In June, the Justice Department agreed to the multimillion-dollar settlement with Dr. Hatfill to end the lawsuit he had brought alleging that his privacy was violated by the government’s leaks linking him to the case. Dr. Hatfill also sued The New York Times and the columnist Nicholas D. Kristof, saying that columns Mr. Kristof wrote about the case had libeled him by suggesting that he might be the anthrax mailer. That lawsuit was dismissed last year, but Dr. Hatfill has appealed the dismissal.

The Justice Department’s announcement of its settlement with Dr. Hatfill, unlike some of its past agreements with people wrongfully suspected in investigations, did not include any exoneration of Dr. Hatfill or an apology to him. Officials said later that when they reached the settlement, they did not want to alert Dr. Ivins to their possible interest in him by declaring that they had cleared Dr. Hatfill.

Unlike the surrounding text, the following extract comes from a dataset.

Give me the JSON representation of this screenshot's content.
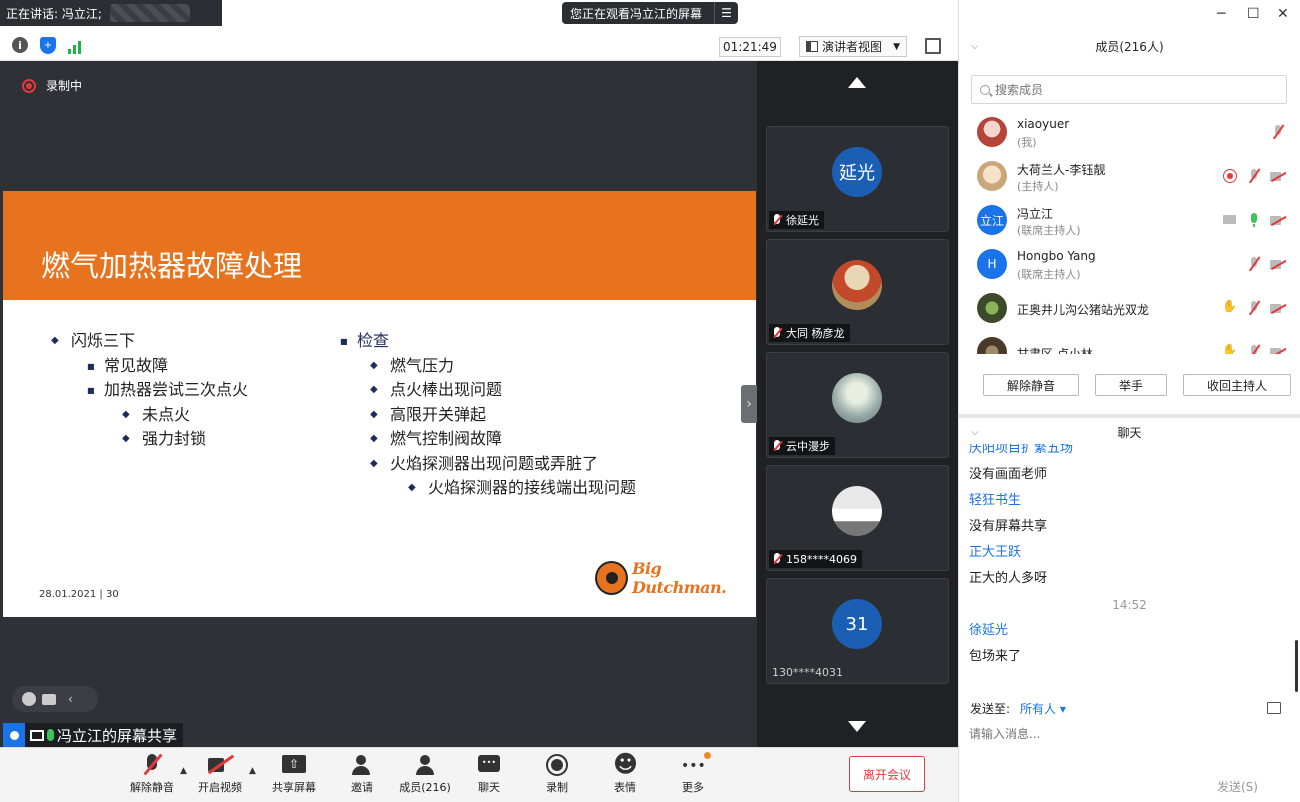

At a news conference on Wednesday laying out the case against Dr. Ivins, officials went out of their way to avoid mentioning Dr. Hatfill by name, and they stopped short of clearing him.

“With respect to the other individual you mentioned,” Joseph Persichini Jr., the head of the F.B.I.’s Washington field office, told a reporter who asked about Dr. Hatfill, “we were able to determine that at no time could that individual be put in the presence of that flask from which these spores came.”

But Dr. Hatfill’s lawyers were said to be unsatisfied and pressed the department for an explicit exoneration, according to one person close to the case who spoke on condition of anonymity.